IMUS: When you guys were writing this, did you have a-was there a concern that you were unable to provide any context for the information you were receiving? Not who was providing it, but why they were and how they were in a position to know?
BERNSTEIN: I think that was the great thing we were able to do in terms of giving us a kind of certainty and context of everything. Partly from Deep Throat. There were one or two others who were also really crucial to that, including giving us a picture of the atmosphere of the Nixon White House, which was, you know, a place of great intrigue, criminality and hysteria.
IMUS: Well, when you-I forget now, but when you-when you wrote these stories, how did you characterize the source for the information that you got from Felt?
WOODWARD: We just said “sources close to the investigation.” The deal with him was...
BERNSTEIN: It differed time to time, depending on how many sources were involved. In other words, if something came from an original source at-in one of the executive departments, then had gone to Felt, you know, we might say in the executive branch. At another point, we might say close to the investigation. It would depend on the circumstances.

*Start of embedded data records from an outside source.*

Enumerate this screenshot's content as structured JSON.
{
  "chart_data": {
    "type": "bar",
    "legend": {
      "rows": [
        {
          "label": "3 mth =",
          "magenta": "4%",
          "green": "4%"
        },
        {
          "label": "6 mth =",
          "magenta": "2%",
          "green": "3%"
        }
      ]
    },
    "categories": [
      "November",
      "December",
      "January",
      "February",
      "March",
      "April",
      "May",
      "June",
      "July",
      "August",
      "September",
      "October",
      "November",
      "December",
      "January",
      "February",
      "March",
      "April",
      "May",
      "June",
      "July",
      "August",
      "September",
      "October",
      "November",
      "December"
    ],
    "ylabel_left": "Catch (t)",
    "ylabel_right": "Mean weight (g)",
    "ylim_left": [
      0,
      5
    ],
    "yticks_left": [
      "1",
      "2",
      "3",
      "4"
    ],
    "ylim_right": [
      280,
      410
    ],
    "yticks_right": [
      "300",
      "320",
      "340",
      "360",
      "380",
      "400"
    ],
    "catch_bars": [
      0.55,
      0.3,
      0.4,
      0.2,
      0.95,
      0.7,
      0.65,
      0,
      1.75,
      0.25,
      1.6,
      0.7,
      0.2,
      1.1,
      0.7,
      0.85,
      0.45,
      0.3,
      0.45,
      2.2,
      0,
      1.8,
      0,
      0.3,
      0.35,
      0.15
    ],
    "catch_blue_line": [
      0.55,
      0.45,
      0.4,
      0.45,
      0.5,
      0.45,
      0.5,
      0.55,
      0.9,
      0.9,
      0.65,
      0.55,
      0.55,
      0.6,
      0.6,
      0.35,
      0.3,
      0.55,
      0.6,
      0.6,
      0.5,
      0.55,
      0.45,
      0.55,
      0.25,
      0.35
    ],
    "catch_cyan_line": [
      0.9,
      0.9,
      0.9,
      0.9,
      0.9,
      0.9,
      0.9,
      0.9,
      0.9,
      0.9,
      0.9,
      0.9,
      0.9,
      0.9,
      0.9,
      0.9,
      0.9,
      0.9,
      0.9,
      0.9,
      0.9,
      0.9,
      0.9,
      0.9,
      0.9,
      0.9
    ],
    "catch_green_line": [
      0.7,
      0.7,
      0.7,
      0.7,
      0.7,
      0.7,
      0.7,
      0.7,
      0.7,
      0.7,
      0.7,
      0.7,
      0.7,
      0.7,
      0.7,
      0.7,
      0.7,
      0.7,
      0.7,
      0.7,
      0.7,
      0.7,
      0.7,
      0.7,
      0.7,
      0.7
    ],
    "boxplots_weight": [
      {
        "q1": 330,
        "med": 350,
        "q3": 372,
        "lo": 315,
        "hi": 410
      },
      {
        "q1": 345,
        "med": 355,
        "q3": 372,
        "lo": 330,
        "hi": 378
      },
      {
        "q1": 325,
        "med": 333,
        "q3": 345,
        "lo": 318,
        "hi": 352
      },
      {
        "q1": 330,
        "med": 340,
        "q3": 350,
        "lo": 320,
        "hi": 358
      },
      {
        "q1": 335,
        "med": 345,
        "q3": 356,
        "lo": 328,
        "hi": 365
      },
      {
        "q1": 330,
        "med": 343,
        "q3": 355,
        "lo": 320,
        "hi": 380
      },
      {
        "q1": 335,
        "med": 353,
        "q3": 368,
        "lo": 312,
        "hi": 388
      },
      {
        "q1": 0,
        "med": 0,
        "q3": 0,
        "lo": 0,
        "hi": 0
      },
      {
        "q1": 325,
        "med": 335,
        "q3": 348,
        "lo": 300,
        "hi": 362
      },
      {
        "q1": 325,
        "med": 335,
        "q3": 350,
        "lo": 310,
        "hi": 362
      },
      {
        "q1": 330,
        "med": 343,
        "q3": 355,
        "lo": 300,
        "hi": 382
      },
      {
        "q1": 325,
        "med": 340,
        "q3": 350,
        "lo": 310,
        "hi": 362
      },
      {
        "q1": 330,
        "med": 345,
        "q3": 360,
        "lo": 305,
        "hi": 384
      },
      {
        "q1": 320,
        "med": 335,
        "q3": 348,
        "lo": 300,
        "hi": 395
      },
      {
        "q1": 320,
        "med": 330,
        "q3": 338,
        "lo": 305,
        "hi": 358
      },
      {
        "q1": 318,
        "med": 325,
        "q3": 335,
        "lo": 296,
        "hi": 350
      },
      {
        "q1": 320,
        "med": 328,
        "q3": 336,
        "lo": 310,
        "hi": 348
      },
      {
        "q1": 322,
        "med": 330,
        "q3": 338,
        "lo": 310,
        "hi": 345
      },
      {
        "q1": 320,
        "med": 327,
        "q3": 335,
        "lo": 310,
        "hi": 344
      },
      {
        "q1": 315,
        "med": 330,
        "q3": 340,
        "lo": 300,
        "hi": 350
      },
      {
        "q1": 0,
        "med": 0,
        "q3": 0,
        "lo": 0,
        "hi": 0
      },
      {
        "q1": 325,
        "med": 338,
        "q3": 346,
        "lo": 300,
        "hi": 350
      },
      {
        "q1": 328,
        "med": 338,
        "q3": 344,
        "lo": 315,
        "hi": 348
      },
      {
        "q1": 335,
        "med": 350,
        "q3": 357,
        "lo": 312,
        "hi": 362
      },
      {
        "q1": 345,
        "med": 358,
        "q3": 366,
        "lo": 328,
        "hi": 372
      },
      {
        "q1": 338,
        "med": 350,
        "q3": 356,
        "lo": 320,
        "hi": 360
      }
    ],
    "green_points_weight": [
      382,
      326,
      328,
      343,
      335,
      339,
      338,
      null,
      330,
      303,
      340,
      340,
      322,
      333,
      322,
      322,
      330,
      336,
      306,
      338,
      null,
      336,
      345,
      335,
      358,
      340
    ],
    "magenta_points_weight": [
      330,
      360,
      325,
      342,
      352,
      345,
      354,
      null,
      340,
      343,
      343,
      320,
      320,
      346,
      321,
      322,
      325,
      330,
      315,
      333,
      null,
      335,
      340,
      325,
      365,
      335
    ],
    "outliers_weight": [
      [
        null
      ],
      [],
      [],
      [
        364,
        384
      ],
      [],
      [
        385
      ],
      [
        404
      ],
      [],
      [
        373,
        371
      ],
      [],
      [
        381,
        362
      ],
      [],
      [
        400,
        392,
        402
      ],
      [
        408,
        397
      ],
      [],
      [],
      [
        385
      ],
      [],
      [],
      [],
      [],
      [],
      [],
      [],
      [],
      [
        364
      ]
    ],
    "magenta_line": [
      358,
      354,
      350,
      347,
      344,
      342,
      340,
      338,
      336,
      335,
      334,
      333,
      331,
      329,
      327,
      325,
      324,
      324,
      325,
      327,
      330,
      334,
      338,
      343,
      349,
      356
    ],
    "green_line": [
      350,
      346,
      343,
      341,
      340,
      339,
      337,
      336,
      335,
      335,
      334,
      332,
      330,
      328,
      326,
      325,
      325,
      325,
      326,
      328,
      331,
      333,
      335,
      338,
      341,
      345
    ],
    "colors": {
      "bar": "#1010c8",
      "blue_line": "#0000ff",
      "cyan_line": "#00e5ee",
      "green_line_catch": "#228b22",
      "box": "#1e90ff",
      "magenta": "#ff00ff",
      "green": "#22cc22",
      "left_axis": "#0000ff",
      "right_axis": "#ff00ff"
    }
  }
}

There are almost no instances except the one toward John Dean’s testimony when Felt said, “Look, this goes everywhere.” Outside of that one, I think there were almost always other sources involved, with maybe one or two exceptions.
IMUS: Where would this story have gone without his help, Felt’s help?
WOODWARD: It’s really hard to tell. But what’s so clear from, we hope, “All the President’s Men,” that there were dozens of sources. And in the committee to re-elect the president, in the White House, now it’s clear, in the FBI and other places, and so it’s a matter of piecing together.
You know, I think somebody was talking about one of our stories about the tape gap, and it said five sources. We often had five sources for stories.
IMUS: We’re talking with Bob Woodward and Carl Bernstein here on the IMUS IN THE MORNING program. It’s nine minutes before the hour.
Back to this-your relationship with him over the past 30 years, and before he lapsed into these stages of apparently dementia, how-and you may have told me this, but bear with me. How did he feel about all of this, all of these years?
WOODWARD: Well, that’s what-that’s the story we’re going to tell, because it’s got some surprising twists and turns. Just, you know, as a matter of public record, Nixon testified at Mark Felt’s trial when he was indicted for authorizing break-ins at the homes of family members of the weather (ph) underground. The irony of that.
When Felt was convicted, he was pardoned by none other than Ronald Reagan. So there’s a whole three-decade story here.
IMUS: It seems like, just looking at it, that everybody who was involved in this, you and Carl and Ben and a number of other people, survived this and had a-you know, developed fairly successful careers out of all of this, and that the only one who didn’t benefit from this all in terms of not financially, but either-psychologically, particularly, was Mr. Felt himself. It seems like-the impression I get is that he had a fairly miserable life for 30 years, full of regret and torment and whatever.
WOODWARD: I think uncertainty. But as I was saying earlier...
BERNSTEIN: He had a full family life, too, and a wonderful life, I think, with his wife. I think that he-he was someone, I think, who was tormented by what had happened to this bureau that he had been a part of, and then by what his role was.
I think there was-you know, that he did have ambivalence. I mean, I think that’s one of the things that’s so compelling about-about the whole story. It’s a very human enterprise.